The Divine Power in Man’s Word
Facts and words: they seem contrary to modern man. Word was instead the materialization of thought for the ancient people. It was no wind, but a crystallization of feelings and emotions. It does not only transmit ideas and information, but communicates a creative or destructive charge of the person who utters it. The idols could not cause neither good nor bad, because—it was said—“They have mouths that cannot speak” (Ps 115:5), while the Lord, with his word creates the heavens, “for he spoke and so it was” (Ps 33:6, 9).
The word of God, which has given shape to the universe and preserves the earth and the heavens (2 P 3:5-7) has come into the world, “and was made flesh” (Jn 1:14) and gave sight to the blind, made the dumb speak, the lame on his feet, offered food to the hungry, liberty to the captives and joy to the broken-hearted. He turned the sinner into a disciple, the dishonest tax collector into an apostle, the chief tax collector into a son of Abraham and a bandit into the first of the guests at the heavenly banquet.

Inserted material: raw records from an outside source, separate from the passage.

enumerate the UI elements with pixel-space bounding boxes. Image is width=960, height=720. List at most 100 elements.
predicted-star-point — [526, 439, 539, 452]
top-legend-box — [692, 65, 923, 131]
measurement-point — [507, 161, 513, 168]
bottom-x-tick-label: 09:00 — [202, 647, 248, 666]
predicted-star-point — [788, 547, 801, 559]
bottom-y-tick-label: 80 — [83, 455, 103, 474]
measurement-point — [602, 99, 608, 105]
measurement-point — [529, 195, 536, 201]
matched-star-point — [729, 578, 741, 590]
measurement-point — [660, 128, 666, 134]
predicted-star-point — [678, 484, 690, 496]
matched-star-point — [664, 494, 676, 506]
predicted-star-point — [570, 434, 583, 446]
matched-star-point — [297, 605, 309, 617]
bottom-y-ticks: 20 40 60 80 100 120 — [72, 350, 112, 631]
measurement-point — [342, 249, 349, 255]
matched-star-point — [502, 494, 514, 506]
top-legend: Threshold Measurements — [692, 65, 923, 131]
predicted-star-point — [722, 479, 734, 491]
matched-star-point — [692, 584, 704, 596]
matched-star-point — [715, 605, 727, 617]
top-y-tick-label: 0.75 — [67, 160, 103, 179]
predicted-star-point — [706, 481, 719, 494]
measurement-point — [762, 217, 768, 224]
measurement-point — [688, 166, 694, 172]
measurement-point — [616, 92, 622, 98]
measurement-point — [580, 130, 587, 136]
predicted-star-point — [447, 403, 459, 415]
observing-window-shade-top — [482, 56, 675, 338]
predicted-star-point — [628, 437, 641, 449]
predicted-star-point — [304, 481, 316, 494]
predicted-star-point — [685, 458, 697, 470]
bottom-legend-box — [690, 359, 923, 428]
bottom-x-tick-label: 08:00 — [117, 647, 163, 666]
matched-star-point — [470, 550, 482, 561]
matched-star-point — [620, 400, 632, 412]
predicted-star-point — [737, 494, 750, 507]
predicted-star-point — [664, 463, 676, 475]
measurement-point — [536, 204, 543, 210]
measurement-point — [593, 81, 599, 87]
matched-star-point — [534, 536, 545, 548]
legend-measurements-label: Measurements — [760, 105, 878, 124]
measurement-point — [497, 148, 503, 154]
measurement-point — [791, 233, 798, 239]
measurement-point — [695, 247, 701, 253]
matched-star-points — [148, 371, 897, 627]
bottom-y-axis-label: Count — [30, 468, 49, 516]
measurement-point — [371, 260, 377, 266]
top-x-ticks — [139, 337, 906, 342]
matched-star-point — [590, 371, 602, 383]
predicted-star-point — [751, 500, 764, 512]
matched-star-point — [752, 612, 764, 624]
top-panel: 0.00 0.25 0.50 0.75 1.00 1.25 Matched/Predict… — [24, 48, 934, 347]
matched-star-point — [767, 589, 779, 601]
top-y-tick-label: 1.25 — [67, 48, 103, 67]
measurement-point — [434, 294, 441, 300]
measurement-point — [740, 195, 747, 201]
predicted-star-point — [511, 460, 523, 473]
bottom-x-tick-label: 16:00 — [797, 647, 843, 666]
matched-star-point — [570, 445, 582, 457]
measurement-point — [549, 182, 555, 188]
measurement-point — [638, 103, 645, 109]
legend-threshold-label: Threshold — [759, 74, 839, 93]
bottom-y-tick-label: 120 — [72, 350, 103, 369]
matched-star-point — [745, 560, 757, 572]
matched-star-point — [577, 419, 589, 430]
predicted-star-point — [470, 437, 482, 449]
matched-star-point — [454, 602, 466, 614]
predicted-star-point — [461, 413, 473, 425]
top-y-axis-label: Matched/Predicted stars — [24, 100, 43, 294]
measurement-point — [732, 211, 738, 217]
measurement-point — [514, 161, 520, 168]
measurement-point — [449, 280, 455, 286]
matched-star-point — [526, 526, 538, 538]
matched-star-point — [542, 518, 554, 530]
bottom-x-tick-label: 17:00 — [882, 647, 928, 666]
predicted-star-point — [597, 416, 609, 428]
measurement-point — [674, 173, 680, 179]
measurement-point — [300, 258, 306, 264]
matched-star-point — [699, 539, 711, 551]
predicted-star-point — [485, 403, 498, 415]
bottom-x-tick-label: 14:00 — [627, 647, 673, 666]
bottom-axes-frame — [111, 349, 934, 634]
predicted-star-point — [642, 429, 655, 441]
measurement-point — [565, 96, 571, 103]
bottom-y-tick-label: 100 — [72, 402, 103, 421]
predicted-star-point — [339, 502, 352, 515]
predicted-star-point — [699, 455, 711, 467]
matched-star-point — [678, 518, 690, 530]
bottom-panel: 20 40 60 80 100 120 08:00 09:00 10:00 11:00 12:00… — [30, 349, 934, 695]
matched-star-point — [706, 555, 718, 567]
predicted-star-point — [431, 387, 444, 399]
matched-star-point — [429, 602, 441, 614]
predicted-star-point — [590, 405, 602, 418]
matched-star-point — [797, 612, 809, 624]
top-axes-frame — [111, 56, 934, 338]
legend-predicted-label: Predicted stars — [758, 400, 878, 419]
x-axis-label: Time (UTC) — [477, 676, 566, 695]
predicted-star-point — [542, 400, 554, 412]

Priests, parents and Christian educators often say they are disappointed. They complain because their gospel-inspired exhortations seem to fall on deaf ears or have a very weak impact. The word of the Lord—they ask—has perhaps lost its efficacy? If it does not change hearts and minds, if it does not make a new world sprout, then it is not the word of God, but of people. It is easy to misunderstand: one preaches about oneself and one’s own convictions, believing of proclaiming the gospel. The good exhortations, warnings dictated by common sense, the wisdom of this world often show themselves useful, but they never worked wonders. Miracles happen only if the announced word is that of the Master.
To internalize the message, we repeat:
“We do not preach ourselves, but the word of Christ the Lord.”